Через две минуты на лужайке рядом приземлился аэрокар, и из него выскочил человек с красными погонами на плечах, побежал к ним, – за ним катил робот.
– Как случилось?
– Внезапно!
Робот,
– Ясно: сердце, – сказал врач. Почти тут же на экране появился диагноз. – Точно!
Он включил команду введения лекарства: тонкая струйка под большим давлением вышла из конца одного щупальца и прошила кожу Марка. Лицо его начало розоветь, дыхание становилось спокойным.
Через десять минут ему уже казалось, что ничего и не было.
– Сердце барахлит, – сказал врач. – Видимо, сильно изношено: пора менять его.
– У меня это впервые.
– Обратись завтра к своему врачу. Домой лучше ехать на кресле: так для сердца спокойней.
– Мы побудем с ним, – сказал Александр.
– Как хотите: особой необходимости нет.

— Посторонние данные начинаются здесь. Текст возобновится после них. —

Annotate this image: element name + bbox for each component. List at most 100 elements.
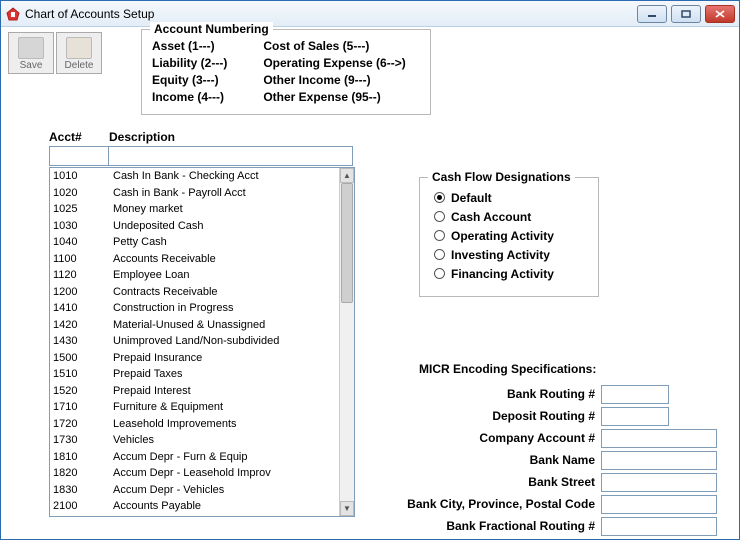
delete-icon <box>66 37 92 59</box>
list-item-acct: 1710 <box>53 399 113 416</box>
list-item-desc: Accounts Receivable <box>113 251 216 268</box>
list-item[interactable]: 1830Accum Depr - Vehicles <box>50 482 339 499</box>
cash-flow-option[interactable]: Cash Account <box>434 207 588 226</box>
window: Chart of Accounts Setup Save Delete Acco… <box>0 0 740 540</box>
micr-label: Bank Fractional Routing # <box>371 519 601 533</box>
cash-flow-option-label: Investing Activity <box>451 248 550 262</box>
field-labels: Acct# Description <box>49 130 175 144</box>
numbering-item: Liability (2---) <box>152 55 227 72</box>
micr-input[interactable] <box>601 407 669 426</box>
list-item[interactable]: 2100Accounts Payable <box>50 498 339 515</box>
cash-flow-option[interactable]: Investing Activity <box>434 245 588 264</box>
list-item-desc: Cash in Bank - Payroll Acct <box>113 185 246 202</box>
list-item-acct: 1510 <box>53 366 113 383</box>
micr-input[interactable] <box>601 517 717 536</box>
list-item[interactable]: 2500FICA Tax Payable <box>50 515 339 517</box>
cash-flow-option[interactable]: Financing Activity <box>434 264 588 283</box>
list-item[interactable]: 1040Petty Cash <box>50 234 339 251</box>
numbering-item: Other Income (9---) <box>263 72 405 89</box>
list-item[interactable]: 1200Contracts Receivable <box>50 284 339 301</box>
cash-flow-legend: Cash Flow Designations <box>428 170 575 184</box>
list-item[interactable]: 1030Undeposited Cash <box>50 218 339 235</box>
numbering-item: Asset (1---) <box>152 38 227 55</box>
minimize-button[interactable] <box>637 5 667 23</box>
description-input[interactable] <box>108 146 353 166</box>
list-item[interactable]: 1100Accounts Receivable <box>50 251 339 268</box>
cash-flow-groupbox: Cash Flow Designations DefaultCash Accou… <box>419 177 599 297</box>
maximize-button[interactable] <box>671 5 701 23</box>
scroll-thumb[interactable] <box>341 183 353 303</box>
list-item-acct: 1200 <box>53 284 113 301</box>
micr-label: Bank Routing # <box>371 387 601 401</box>
account-numbering-groupbox: Account Numbering Asset (1---) Liability… <box>141 29 431 115</box>
numbering-item: Other Expense (95--) <box>263 89 405 106</box>
list-item[interactable]: 1010Cash In Bank - Checking Acct <box>50 168 339 185</box>
cash-flow-option[interactable]: Default <box>434 188 588 207</box>
client-area: Save Delete Account Numbering Asset (1--… <box>1 27 739 539</box>
list-item[interactable]: 1120Employee Loan <box>50 267 339 284</box>
list-item-desc: Undeposited Cash <box>113 218 204 235</box>
list-item[interactable]: 1025Money market <box>50 201 339 218</box>
micr-input[interactable] <box>601 385 669 404</box>
list-item-acct: 1420 <box>53 317 113 334</box>
list-item-desc: Contracts Receivable <box>113 284 218 301</box>
cash-flow-option[interactable]: Operating Activity <box>434 226 588 245</box>
list-item[interactable]: 1720Leasehold Improvements <box>50 416 339 433</box>
list-item-desc: FICA Tax Payable <box>113 515 200 517</box>
list-item-desc: Furniture & Equipment <box>113 399 223 416</box>
list-item[interactable]: 1020Cash in Bank - Payroll Acct <box>50 185 339 202</box>
save-button[interactable]: Save <box>8 32 54 74</box>
list-item-acct: 1010 <box>53 168 113 185</box>
numbering-right-column: Cost of Sales (5---) Operating Expense (… <box>263 38 405 106</box>
scroll-up-button[interactable]: ▲ <box>340 168 354 183</box>
delete-button[interactable]: Delete <box>56 32 102 74</box>
close-button[interactable] <box>705 5 735 23</box>
acct-input[interactable] <box>49 146 109 166</box>
micr-input[interactable] <box>601 451 717 470</box>
micr-row: Bank Name <box>371 449 721 471</box>
list-item-desc: Petty Cash <box>113 234 167 251</box>
micr-row: Company Account # <box>371 427 721 449</box>
list-item-acct: 2500 <box>53 515 113 517</box>
list-item-acct: 1720 <box>53 416 113 433</box>
radio-icon <box>434 192 445 203</box>
list-item-acct: 1520 <box>53 383 113 400</box>
list-item-desc: Vehicles <box>113 432 154 449</box>
micr-title: MICR Encoding Specifications: <box>419 362 596 376</box>
list-item[interactable]: 1420Material-Unused & Unassigned <box>50 317 339 334</box>
list-item[interactable]: 1510Prepaid Taxes <box>50 366 339 383</box>
list-item-acct: 1025 <box>53 201 113 218</box>
list-item-acct: 1810 <box>53 449 113 466</box>
list-item-desc: Prepaid Taxes <box>113 366 183 383</box>
list-item-desc: Material-Unused & Unassigned <box>113 317 265 334</box>
micr-label: Company Account # <box>371 431 601 445</box>
scrollbar[interactable]: ▲ ▼ <box>339 168 354 516</box>
radio-icon <box>434 249 445 260</box>
list-item[interactable]: 1710Furniture & Equipment <box>50 399 339 416</box>
delete-button-label: Delete <box>65 60 94 71</box>
titlebar: Chart of Accounts Setup <box>1 1 739 27</box>
micr-input[interactable] <box>601 473 717 492</box>
numbering-left-column: Asset (1---) Liability (2---) Equity (3-… <box>152 38 227 106</box>
radio-icon <box>434 211 445 222</box>
list-item-desc: Accounts Payable <box>113 498 201 515</box>
accounts-list-inner: 1010Cash In Bank - Checking Acct1020Cash… <box>50 168 339 516</box>
toolbar: Save Delete <box>8 32 102 74</box>
micr-row: Deposit Routing # <box>371 405 721 427</box>
list-item[interactable]: 1820Accum Depr - Leasehold Improv <box>50 465 339 482</box>
field-inputs <box>49 146 353 166</box>
micr-input[interactable] <box>601 429 717 448</box>
list-item-acct: 1820 <box>53 465 113 482</box>
scroll-down-button[interactable]: ▼ <box>340 501 354 516</box>
micr-input[interactable] <box>601 495 717 514</box>
list-item[interactable]: 1730Vehicles <box>50 432 339 449</box>
list-item[interactable]: 1500Prepaid Insurance <box>50 350 339 367</box>
list-item[interactable]: 1810Accum Depr - Furn & Equip <box>50 449 339 466</box>
list-item[interactable]: 1430Unimproved Land/Non-subdivided <box>50 333 339 350</box>
micr-row: Bank Fractional Routing # <box>371 515 721 537</box>
accounts-listbox[interactable]: 1010Cash In Bank - Checking Acct1020Cash… <box>49 167 355 517</box>
list-item-acct: 1020 <box>53 185 113 202</box>
numbering-item: Cost of Sales (5---) <box>263 38 405 55</box>
list-item[interactable]: 1520Prepaid Interest <box>50 383 339 400</box>
list-item[interactable]: 1410Construction in Progress <box>50 300 339 317</box>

Иначе я отправил бы его в клинику. – Врач попрощался и улетел.
– Мы тебя сегодня одного не оставим, отец.
– Не надо, ребятки. Вы слышали, что сказал врач?
– А вдруг?
И он уступил. Робот поставил в его блоке ещё два ложа: ребята по очереди дежурили всю ночь.
... Утром, перед тем, как они собрались уходить, он сказал им:
– Ну, видите: все нормально. Ерунда – и я не хочу, чтобы Дан волновался из-за меня. Сделайте, чтобы Лал ничего не узнал. – Они склонили головы в знак того, что выполнят его просьбу.
Утро было великолепное: ясное, солнечное. И подстать ему настроение. А причиной были эти мальчики. Сегодня ночь он не завидовал Дану: как будто наполнилось его жилище, в котором он чувствовал себя так одиноко каждый раз, когда возвращался от Дана, где оставалась девочка, называвшая его дедушкой.
Лейли готовилась к концерту.
– Тебе мало репетиций! Ты должна беречь себя всячески, а не переутомляться! – не давал Дан.
Она не спорила, но делала по-своему. Репетировала по-прежнему много, а к концерту готовилась вечерами. Без конца заставляла петь Эю:
– Я должна петь, как ты!
– Ты же поешь несравнимо лучше!
– Вокальные данные сейчас не главное – я ещё не понимаю эти вещи, как ты.
– Скоро поймешь!
– Если сама себе не помешает! – проворчал Дан, выходя.
– Ничего, дорогая моя: он и со мной был таким. Всё будет хорошо! Но может быть, в самом деле, тебе стоит подождать с этим концертом, пока не станешь матерью?
– Нельзя, Эя! Я должна дать его как можно скорей. – И работала как одержимая. С ней Эя. Почти всегда при этом присутствовала Рита, молча приткнувшись в углу.
... Лейли казалось, никогда она не волновалась так, как перед этим концертом; но в тот момент, когда вышла на сцену, её волнение уже никто не мог заметить. Театр был, как всегда, полон; десятки тысяч глаз в зале и несколько миллиардов у экранов с изумлением смотрели на нее: она была неузнаваема. Уже не столь ослепительно прекрасна. И что-то новое появилось в ней всей, её глазах, улыбке. Широкое платье не скрывало большой живот, который она, казалось, несла с гордостью.